“EPA has heard and takes seriously the concerns of its employees related to this relocation,” the agency said in a May 3 email to employees. “We hope this new timeline will provide the agency with the opportunity to continue to work with our impacted staff on a smooth transition while ensuring full transparency throughout the process.”
AFGE Local 1003 President Justin Chen said management cited “significant changes within timelines and also costs” for modifications to the Oklahoma lab, in order to accommodate additional employees.
“As everyone knows, due to COVID-19 and the supply chain and logistical issues around the world, essentially everything is quite a bit more expensive, due to inflationary rises in price,” Chen said in an interview Friday.
E&E News reported in June 2019 that former EPA Region 6 Administrator David Gray briefed employees about relocating to the Robert S. Kerr Environmental Research Center in Ada, Oklahoma within the next three years.
Chen said “significant pushback” from both employees and Congress contributed to the EPA’s decision to postpone the lab’s closure.
The Houston lab processes environmental samples for EPA Region 6, which includes Arkansas, Louisiana, New Mexico, Oklahoma and the rest of Texas.
Chen said those samples come from Superfund sites, natural disasters and human-made disasters. The Houston processed samples from the 2010 Deepwater Horizon oil spill in the Gulf of Mexico.
Chen said the relocation would disrupt the lives of EPA employees who have set down roots in the area. The Houston lab, he added, serves a region that’s vulnerable to climate change and hurricanes. Hurricanes Harvey, Irma and Maria devastated the Gulf Coast in 2017.
“Houston is an incredibly important location to conduct such a mission. It’s in the petrochemical heart of the United States, arguably the petrochemical heart of the world essentially. It’s also an incredibly important area for environmental justice,” Chen said.
He said the Houston lab is also well positioned to gather samples from the Mississippi River in Baton Rouge, Louisiana. But the Mississippi Delta would be at least an eight-hour drive once lab employees are relocated to Oklahoma.
The EPA in that same budget request also looked to consolidate office space in Washington, D.C and optimize office space at a lab in Athens, Georgia.
The D.C. consolidation was expected to begin in March 2021. It impacts employees who work for the agency’s Office of Research and Development, Office of Land and Emergency Management and Office of Chemical Safety and Pollution Prevention.
The EPA seeks to move 1,200 employees from its Potomac Yard One building in Arlington, Virginia to the agency’s headquarters at the William Jefferson Clinton Complex in Washington, D.C.
Chen said the EPA also recently closed a lab in Richmond, California and relocated those positions to Corvallis, Oregon.

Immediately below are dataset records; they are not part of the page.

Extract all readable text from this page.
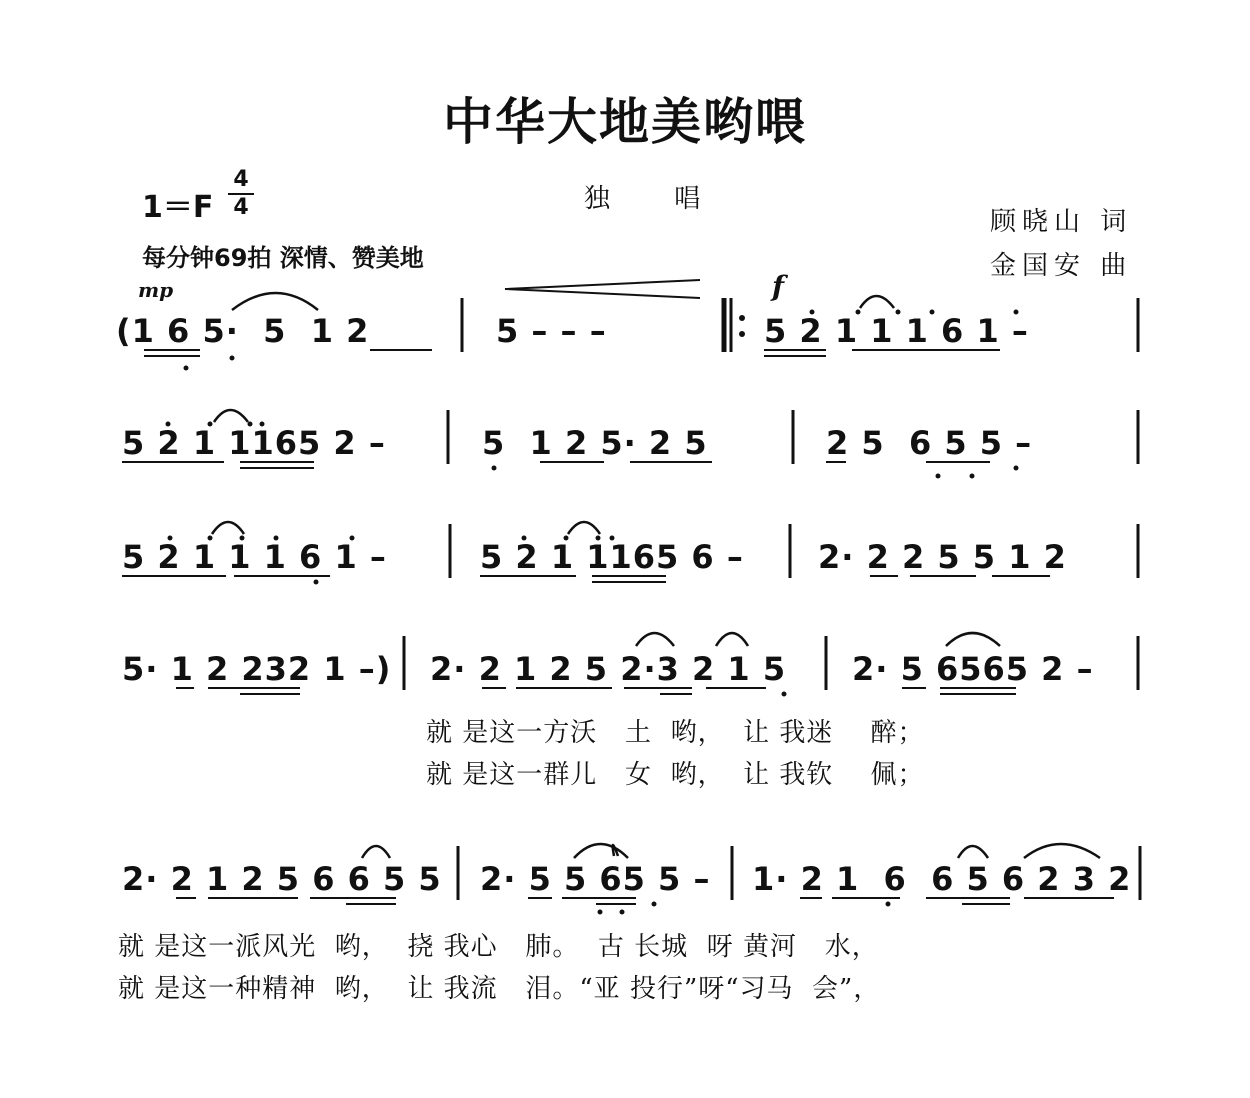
中华大地美哟喂
1＝F
4
4	独 唱
顾晓山 词
金国安 曲
每分钟69拍 深情、赞美地
mp	f
(1 6 5·  5  1 2	5 – – –	5 2 1 1 1 6 1 –
5 2 1 1165 2 –	5  1 2 5· 2 5	2 5  6 5 5 –
5 2 1 1 1 6 1 –	5 2 1 1165 6 – 2· 2 2 5 5 1 2
5· 1 2 232 1 –) 2· 2 1 2 5 2·3 2 1 5 2· 5 6565 2 –
就 是这一方沃   土  哟，  让 我迷    醉；
就 是这一群儿   女  哟，  让 我钦    佩；
2· 2 1 2 5 6 6 5 5 2· 5 5 65 5 – 1· 2 1  6  6 5 6 2 3 2
就 是这一派风光  哟，  挠 我心   肺。  古 长城  呀 黄河   水，
就 是这一种精神  哟，  让 我流   泪。“亚 投行”呀“习马  会”，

However, Chen said none of the lab employees in California took those relocation offers.
“Now the agency has to basically restock all of that Region 9 lab staff with new hires or transfers, basically, in Corvallis, Oregon,” Chen said.
The EPA also closed and consolidated several sites during the Trump administration.
The EPA’s Office of Research and Development, including its National Exposure Research Laboratory, ceased operations in Las Vegas in 2018, and gave the 50 employees impacted by the closure about six months to relocate to new offices, accept a buyout or step down from their positions.
The agency in 2018 also closed the Large Lakes Research Station in Grosse Ile, Michigan and relocate personnel to the National Vehicle and Fuel Emissions Laboratory in Ann Arbor. That move affected about 20 EPA emergency response employees.